Has the blessed Spirit toned down His operations? With reverence we ask, “Did God close down His production lines after the Spirit had come upon Wesley, upon Finney, and such men? Were those leaders spiritual freaks? Were they oddities of grace, eccentrics who were a little off in their spiritual operations?’ These days we are spiritually so subnormal that to be just normal (according to the New Testament pattern) seems to make us abnormal . . .
. . . In prayer we need holy men, for the holy men are bold, reaching out in the Spirit and feeling the tug of divine yearnings. Like their Master, holy men also know strong crying and tears. Would to God our Bible schools would give a special period each year to training men in prayer.

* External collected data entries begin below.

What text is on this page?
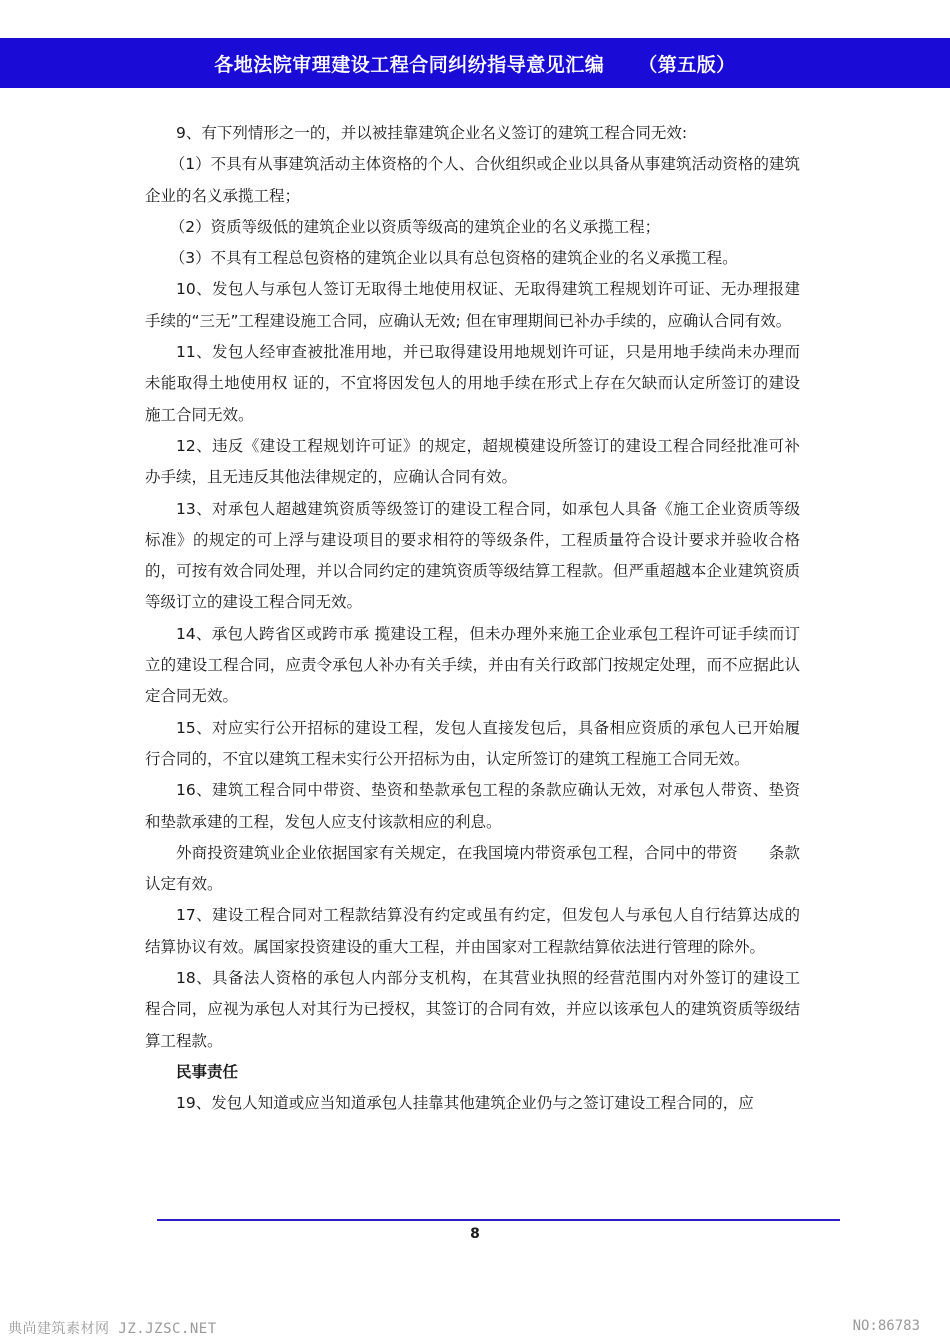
各地法院审理建设工程合同纠纷指导意见汇编 （第五版）

9、有下列情形之一的，并以被挂靠建筑企业名义签订的建筑工程合同无效:

（1）不具有从事建筑活动主体资格的个人、合伙组织或企业以具备从事建筑活动资格的建筑企业的名义承揽工程；

（2）资质等级低的建筑企业以资质等级高的建筑企业的名义承揽工程；

（3）不具有工程总包资格的建筑企业以具有总包资格的建筑企业的名义承揽工程。

10、发包人与承包人签订无取得土地使用权证、无取得建筑工程规划许可证、无办理报建手续的“三无”工程建设施工合同，应确认无效; 但在审理期间已补办手续的，应确认合同有效。

11、发包人经审查被批准用地，并已取得建设用地规划许可证，只是用地手续尚未办理而未能取得土地使用权 证的，不宜将因发包人的用地手续在形式上存在欠缺而认定所签订的建设施工合同无效。

12、违反《建设工程规划许可证》的规定，超规模建设所签订的建设工程合同经批准可补办手续，且无违反其他法律规定的，应确认合同有效。

13、对承包人超越建筑资质等级签订的建设工程合同，如承包人具备《施工企业资质等级标准》的规定的可上浮与建设项目的要求相符的等级条件，工程质量符合设计要求并验收合格的，可按有效合同处理，并以合同约定的建筑资质等级结算工程款。但严重超越本企业建筑资质等级订立的建设工程合同无效。

14、承包人跨省区或跨市承 揽建设工程，但未办理外来施工企业承包工程许可证手续而订立的建设工程合同，应责令承包人补办有关手续，并由有关行政部门按规定处理，而不应据此认定合同无效。

15、对应实行公开招标的建设工程，发包人直接发包后，具备相应资质的承包人已开始履行合同的，不宜以建筑工程未实行公开招标为由，认定所签订的建筑工程施工合同无效。

16、建筑工程合同中带资、垫资和垫款承包工程的条款应确认无效，对承包人带资、垫资和垫款承建的工程，发包人应支付该款相应的利息。

外商投资建筑业企业依据国家有关规定，在我国境内带资承包工程，合同中的带资　　条款认定有效。

17、建设工程合同对工程款结算没有约定或虽有约定，但发包人与承包人自行结算达成的结算协议有效。属国家投资建设的重大工程，并由国家对工程款结算依法进行管理的除外。

18、具备法人资格的承包人内部分支机构，在其营业执照的经营范围内对外签订的建设工程合同，应视为承包人对其行为已授权，其签订的合同有效，并应以该承包人的建筑资质等级结算工程款。

民事责任

19、发包人知道或应当知道承包人挂靠其他建筑企业仍与之签订建设工程合同的，应

8
典尚建筑素材网 JZ.JZSC.NET	NO:86783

Satan fears prayer and offsets it at every angle. At every opportunity he stalls the impulse to take part in it, for he has felt the smart of men who pray in the Holy Ghost . . . In the book of Acts we read that demons cried, “Jesus I know and Paul I know.” Because Paul knew how to pray in the Holy Ghost, hell rocked in fury. Bloody Mary is said to have feared the prayers of John Knox more than the tramping feet of armies. Has the devil less intelligence than that queen? Ah brethren, in this kind of praying most of us feel like worms (Isaiah 41:14) – a blessed experience if it is not mock humility . . .
The early church prayed; every revival church has prayed; every participant in revival prayer has known travail. Though there are some tearful intercessors behind the scenes, I grant you that to our modern Christianity, praying is foreign.